In the modern sense of the term, the first self-governing colony is generally considered to have been the Province of Canada, from 1841; the colony gained responsible government in 1848, followed in 1867 by federation with other colonies and dominion status. However, the term "self-governing colony" is not widely used by Canadian constitutional experts. The term is widely used in relation to the political arrangements in the seven British settler colonies of Australasia between 1852 and 1907.

The best-known examples of self-governing colonies are the Dominions, during the mid-to-late-19th century and early 20th century.
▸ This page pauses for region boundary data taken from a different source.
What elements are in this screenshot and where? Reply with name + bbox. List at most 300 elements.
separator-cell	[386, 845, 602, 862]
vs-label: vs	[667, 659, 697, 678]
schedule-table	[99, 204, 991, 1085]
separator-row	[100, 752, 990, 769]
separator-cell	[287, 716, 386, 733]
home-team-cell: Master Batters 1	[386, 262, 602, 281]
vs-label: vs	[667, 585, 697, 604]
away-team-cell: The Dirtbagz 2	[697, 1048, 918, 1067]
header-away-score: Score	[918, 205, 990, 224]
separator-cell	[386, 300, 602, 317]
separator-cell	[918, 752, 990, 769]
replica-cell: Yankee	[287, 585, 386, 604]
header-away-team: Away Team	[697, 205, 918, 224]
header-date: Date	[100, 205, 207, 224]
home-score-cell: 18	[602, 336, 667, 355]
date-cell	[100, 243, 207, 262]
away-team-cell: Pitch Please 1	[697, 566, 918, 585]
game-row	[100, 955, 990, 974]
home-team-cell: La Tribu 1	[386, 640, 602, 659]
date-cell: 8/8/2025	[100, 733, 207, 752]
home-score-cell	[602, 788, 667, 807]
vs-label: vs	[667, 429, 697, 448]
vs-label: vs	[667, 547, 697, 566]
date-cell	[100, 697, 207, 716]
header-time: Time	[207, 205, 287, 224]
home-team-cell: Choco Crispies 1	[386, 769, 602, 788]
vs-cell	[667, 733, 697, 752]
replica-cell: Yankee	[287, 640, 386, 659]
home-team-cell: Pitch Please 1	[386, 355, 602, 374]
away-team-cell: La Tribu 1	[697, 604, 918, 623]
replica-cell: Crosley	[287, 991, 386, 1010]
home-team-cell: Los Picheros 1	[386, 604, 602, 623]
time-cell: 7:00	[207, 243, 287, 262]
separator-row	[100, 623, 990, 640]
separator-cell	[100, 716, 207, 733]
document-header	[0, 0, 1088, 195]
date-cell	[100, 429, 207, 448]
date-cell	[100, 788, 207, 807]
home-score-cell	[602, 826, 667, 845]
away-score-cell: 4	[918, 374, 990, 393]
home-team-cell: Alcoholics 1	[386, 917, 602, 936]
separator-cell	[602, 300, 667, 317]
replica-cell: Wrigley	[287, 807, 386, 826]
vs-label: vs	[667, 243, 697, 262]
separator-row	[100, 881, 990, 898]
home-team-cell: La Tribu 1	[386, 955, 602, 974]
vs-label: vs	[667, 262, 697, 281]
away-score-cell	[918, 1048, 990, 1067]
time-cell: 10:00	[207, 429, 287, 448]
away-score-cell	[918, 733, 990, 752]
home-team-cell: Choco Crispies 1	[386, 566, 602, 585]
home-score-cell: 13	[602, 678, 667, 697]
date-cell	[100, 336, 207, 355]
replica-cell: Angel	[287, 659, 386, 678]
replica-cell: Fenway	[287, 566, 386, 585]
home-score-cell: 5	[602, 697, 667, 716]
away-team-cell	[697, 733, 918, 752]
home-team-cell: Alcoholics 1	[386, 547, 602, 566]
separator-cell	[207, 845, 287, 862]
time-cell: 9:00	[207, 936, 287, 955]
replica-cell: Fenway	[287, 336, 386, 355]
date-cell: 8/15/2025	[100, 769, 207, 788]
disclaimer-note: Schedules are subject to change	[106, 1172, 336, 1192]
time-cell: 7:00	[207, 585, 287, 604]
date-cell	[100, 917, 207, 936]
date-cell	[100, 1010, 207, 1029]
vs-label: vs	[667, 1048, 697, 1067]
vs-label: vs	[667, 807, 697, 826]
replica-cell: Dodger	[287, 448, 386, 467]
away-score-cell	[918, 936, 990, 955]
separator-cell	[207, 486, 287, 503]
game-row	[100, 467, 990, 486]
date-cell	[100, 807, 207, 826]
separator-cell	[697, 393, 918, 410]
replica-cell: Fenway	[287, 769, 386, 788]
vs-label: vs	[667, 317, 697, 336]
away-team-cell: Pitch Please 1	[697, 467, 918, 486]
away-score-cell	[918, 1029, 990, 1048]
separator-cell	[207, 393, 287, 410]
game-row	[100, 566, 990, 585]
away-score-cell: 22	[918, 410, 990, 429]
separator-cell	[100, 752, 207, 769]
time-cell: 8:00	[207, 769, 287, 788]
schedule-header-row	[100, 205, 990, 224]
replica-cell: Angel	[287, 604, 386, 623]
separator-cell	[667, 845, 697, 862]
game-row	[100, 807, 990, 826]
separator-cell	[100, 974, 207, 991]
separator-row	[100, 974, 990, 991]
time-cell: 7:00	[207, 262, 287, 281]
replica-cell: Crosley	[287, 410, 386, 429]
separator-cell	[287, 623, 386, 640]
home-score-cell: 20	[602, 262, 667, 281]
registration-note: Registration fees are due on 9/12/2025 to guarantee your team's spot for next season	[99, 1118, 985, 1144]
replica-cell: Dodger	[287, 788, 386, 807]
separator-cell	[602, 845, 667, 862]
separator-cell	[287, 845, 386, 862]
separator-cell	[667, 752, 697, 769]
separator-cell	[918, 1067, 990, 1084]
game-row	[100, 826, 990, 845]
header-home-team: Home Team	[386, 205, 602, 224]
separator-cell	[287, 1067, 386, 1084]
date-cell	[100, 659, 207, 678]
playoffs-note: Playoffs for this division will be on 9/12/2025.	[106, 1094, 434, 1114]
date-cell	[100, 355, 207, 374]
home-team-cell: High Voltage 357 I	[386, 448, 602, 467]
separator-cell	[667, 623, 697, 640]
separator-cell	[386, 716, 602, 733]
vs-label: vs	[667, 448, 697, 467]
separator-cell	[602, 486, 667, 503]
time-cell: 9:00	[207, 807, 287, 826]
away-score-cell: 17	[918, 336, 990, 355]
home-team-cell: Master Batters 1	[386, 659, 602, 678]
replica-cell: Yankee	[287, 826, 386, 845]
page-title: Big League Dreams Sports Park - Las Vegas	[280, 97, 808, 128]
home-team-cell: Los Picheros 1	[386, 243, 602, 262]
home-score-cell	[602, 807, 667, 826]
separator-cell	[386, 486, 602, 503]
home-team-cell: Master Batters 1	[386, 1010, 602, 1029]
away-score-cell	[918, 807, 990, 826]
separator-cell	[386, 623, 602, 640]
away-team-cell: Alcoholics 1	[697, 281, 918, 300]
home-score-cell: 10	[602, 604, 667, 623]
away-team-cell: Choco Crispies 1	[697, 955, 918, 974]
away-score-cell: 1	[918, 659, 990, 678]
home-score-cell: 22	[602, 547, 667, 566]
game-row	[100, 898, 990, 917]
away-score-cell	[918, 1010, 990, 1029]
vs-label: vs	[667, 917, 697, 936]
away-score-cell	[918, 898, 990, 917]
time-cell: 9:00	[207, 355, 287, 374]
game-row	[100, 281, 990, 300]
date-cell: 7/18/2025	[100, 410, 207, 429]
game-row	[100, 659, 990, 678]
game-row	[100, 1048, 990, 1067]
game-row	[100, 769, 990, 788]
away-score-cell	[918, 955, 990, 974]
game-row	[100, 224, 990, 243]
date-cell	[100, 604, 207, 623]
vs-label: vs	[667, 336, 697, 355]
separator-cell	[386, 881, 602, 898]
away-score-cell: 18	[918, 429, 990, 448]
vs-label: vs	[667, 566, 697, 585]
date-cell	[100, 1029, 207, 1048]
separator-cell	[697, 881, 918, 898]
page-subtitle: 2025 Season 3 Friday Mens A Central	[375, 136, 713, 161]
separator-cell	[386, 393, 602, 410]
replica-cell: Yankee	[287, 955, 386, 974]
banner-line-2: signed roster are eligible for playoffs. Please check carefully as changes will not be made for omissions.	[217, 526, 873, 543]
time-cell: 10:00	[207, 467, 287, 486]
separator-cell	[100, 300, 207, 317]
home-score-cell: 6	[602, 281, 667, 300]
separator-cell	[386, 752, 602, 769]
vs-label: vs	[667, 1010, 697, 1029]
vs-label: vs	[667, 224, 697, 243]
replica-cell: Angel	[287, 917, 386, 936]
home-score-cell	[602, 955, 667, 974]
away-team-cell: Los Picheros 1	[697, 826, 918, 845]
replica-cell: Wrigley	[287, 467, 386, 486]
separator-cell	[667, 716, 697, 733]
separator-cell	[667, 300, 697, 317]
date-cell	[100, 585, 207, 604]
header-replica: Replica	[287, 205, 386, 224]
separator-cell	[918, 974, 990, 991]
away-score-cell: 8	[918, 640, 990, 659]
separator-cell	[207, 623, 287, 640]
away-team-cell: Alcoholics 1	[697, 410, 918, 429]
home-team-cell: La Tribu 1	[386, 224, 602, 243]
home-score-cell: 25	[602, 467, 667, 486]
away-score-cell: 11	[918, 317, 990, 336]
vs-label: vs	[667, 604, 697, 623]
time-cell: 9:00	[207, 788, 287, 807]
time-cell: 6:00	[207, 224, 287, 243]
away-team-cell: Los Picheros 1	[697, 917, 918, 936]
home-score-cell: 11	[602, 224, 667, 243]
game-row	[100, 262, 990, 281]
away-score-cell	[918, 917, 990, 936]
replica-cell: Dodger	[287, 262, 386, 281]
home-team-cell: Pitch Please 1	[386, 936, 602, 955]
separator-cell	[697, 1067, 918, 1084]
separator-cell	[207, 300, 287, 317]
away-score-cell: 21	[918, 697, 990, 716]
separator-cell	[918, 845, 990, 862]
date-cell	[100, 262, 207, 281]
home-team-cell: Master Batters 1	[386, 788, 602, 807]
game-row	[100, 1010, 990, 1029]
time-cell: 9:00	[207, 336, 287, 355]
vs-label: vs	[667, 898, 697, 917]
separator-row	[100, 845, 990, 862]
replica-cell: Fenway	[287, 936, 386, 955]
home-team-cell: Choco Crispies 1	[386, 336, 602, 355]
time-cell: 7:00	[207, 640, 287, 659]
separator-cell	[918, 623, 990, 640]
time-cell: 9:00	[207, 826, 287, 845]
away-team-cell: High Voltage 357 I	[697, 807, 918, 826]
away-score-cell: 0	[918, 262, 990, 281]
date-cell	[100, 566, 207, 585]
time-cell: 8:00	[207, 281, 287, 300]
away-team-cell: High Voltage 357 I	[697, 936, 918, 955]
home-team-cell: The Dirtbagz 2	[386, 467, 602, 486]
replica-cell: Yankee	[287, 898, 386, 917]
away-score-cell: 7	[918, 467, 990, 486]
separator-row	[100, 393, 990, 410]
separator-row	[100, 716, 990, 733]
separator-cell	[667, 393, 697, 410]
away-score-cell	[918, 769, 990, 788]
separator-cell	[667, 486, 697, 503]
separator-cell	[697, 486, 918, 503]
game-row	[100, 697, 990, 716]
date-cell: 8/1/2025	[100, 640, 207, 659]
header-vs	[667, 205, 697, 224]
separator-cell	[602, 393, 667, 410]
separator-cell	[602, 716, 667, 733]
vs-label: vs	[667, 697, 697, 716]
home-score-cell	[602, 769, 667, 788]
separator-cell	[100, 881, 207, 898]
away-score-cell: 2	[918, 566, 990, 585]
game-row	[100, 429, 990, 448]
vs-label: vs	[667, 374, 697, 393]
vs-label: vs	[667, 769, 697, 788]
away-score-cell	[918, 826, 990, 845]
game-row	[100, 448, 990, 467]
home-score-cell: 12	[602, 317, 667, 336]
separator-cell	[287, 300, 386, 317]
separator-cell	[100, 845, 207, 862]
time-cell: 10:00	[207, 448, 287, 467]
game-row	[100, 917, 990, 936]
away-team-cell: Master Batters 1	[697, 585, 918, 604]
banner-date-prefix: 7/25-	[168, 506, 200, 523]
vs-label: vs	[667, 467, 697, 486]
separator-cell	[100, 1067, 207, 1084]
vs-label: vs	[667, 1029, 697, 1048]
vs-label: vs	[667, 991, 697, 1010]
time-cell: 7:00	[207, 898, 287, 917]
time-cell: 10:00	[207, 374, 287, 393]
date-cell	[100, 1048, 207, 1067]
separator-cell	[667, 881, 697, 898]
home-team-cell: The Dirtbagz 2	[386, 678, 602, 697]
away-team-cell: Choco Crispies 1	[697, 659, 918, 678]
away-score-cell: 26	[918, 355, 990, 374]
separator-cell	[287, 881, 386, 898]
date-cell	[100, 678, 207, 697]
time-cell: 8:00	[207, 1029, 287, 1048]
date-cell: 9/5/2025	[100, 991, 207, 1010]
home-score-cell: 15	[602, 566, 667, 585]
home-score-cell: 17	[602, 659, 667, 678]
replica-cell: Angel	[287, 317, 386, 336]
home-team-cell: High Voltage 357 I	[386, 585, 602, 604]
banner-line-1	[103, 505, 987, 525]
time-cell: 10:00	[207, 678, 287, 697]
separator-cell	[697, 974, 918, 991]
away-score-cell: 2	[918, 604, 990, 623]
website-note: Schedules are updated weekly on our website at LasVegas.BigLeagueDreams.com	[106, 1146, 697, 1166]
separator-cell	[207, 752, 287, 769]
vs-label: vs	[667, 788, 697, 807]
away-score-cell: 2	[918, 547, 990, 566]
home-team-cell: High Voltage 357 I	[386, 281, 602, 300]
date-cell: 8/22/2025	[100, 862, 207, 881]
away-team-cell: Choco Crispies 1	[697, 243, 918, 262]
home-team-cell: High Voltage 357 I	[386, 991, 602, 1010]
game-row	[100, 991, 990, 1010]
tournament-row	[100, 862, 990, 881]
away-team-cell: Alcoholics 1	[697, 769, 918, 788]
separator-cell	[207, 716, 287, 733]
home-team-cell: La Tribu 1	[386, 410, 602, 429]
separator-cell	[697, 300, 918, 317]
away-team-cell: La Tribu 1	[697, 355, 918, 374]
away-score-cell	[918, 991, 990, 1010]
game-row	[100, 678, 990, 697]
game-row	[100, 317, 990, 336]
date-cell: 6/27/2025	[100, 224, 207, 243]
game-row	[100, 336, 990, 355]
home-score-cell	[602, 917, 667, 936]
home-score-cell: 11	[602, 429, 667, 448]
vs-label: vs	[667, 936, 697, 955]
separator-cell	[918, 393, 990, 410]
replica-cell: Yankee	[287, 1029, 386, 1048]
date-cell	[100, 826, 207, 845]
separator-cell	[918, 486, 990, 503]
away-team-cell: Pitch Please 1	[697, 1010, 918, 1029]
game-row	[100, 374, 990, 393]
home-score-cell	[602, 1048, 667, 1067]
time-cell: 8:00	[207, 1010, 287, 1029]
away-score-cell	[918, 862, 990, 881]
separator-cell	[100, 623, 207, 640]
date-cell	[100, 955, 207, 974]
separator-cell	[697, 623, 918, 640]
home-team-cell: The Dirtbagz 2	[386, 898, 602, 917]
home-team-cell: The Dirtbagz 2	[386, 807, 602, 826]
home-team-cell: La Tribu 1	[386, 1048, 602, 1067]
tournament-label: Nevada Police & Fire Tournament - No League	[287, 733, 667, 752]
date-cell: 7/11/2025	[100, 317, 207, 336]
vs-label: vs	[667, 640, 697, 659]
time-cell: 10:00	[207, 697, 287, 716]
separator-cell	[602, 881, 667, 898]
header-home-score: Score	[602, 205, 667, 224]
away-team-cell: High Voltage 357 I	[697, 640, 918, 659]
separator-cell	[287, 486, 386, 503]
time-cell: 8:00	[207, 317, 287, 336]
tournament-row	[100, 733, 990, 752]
In the Dominions, prior to the Statute of Westminster in 1931, a Governor General, officially the monarch's representative, was a de facto arm of the British government.

After the passing of the Statute of Westminster, the Dominions ceased to be considered colonies, although many colonies which did not have Dominion status were also self-governing. However, after that time, the Dominions were largely free to act in matters of defence and foreign affairs, if they so chose and "Dominion" gradually acquired a new meaning: a state which was independent of Britain, but which shared the British monarch as the official head of state. The term Dominion has largely fallen out of use and been replaced with the term Commonwealth realm.

Colonies are sometimes referred to as "self-governing" in situations where the executive is controlled neither by the imperial government nor a local legislature, but by a local oligarchy. However, since the mid-19th century, if the government of a colony is not under the formal control of the imperial authorities, it will be considered to be subject to the formal control of the local legislature.

Self-governing colonies for the most part have no formal authority over constitutional matters such the monarchy and the constitutional relationship with Britain. They utilise appeals to the Judicial Committee of the Privy Council, in London, as the ultimate avenue of appeal in matters of law and justice.

By 2005, the only self-governing colonies under the above definition are: Anguilla, Bermuda, British Virgin Islands, Montserrat, Gibraltar, and Turks and Caicos Islands. All other British overseas territories experience greater degrees of control over their affairs by the UK government.